STOCKHOLM, Sept 8 (Reuters) - Sweden's central bank and financial watchdog on Tuesday expressed reservations about a scheme outlined by the European Union for banks to build higher capital buffers in good times using dynamic provisioning.
Under the proposal sent around to financial authorities across the 27-nation bloc, the Commission outlined the possible introduction of a system of bank provisioning and capital buffers along the lines of a scheme currently in force in Spain.
The Riksbank and the Swedish Financial Supervisory Authority said in a joint reply to the Commission that the system of so called "dynamic provisioning" as mooted by the EU executive needed to be studied further before implementing was considered.
"Swedish authorities support the objective of reducing potential pro-cyclical effects of financial regulation by introducing counter-cyclical measures. However, we do not believe that dynamic provisioning is the right way forward," the two Swedish institutions said.
Dynamic provisioning is where a bank makes accounting provisions against loans outstanding during the reporting period in line with a forward looking estimate of "expected loss".
Some policymakers say this would ensure that banks could cover a loss more quickly -- with less need for government bailouts -- and smooth out sharp swings in the economy. Losses are currently accounted for at the time they happen.

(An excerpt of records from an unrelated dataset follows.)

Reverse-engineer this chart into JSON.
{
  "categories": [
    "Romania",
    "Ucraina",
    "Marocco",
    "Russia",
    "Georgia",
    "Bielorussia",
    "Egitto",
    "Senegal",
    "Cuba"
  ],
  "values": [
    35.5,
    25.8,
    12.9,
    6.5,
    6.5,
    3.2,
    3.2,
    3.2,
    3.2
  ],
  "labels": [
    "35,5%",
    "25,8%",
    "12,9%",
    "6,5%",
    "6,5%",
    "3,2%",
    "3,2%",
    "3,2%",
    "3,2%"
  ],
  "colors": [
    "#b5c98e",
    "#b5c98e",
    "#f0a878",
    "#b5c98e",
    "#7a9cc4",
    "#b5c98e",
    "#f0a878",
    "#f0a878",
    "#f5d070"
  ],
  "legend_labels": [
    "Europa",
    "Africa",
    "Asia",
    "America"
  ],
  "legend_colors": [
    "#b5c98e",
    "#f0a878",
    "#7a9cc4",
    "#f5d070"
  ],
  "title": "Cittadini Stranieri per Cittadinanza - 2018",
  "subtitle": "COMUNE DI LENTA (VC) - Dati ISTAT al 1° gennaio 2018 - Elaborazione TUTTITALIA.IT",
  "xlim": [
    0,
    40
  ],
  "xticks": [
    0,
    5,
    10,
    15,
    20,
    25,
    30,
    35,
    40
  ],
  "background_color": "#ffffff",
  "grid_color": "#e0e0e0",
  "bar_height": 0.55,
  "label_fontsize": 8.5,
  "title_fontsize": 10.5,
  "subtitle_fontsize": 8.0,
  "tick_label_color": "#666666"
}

Accountants say dynamic provisioning distorts a bank's statements, that the role of accounting is not to support economic stability, and that regulators should simply require banks to hold more capital.

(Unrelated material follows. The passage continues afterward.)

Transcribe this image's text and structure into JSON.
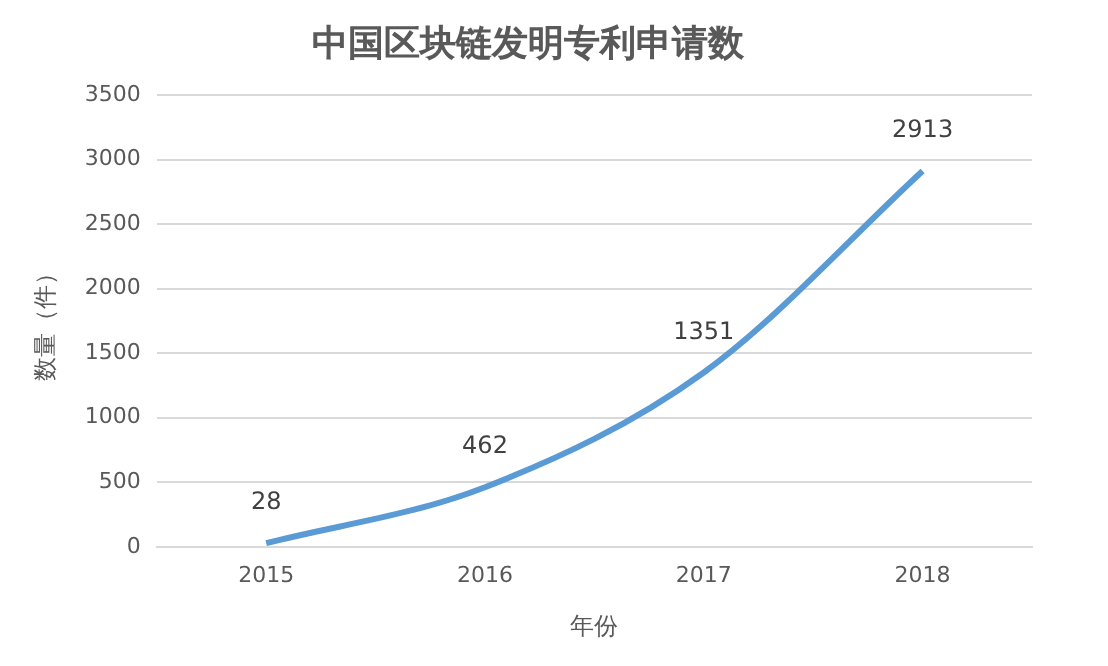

The Swedish authorities pointed to technical difficulties with the proposed system and said that any such scheme was best introduced in an upturn in order to avoid the risk of putting pressure on equity capital at banks.
The European Union is in the midst of ironing out a raft of measures aimed at boosting oversight and financial stability as part of a global push to apply lessons learned in the worst financial crisis since the 1930s.
The Commission is to propose a third round of capital reforms in autumn that could include liquidity requirements, a simple cap on leverage or that banks are required to build higher capital buffers in good times so that they can be reduced during downturn.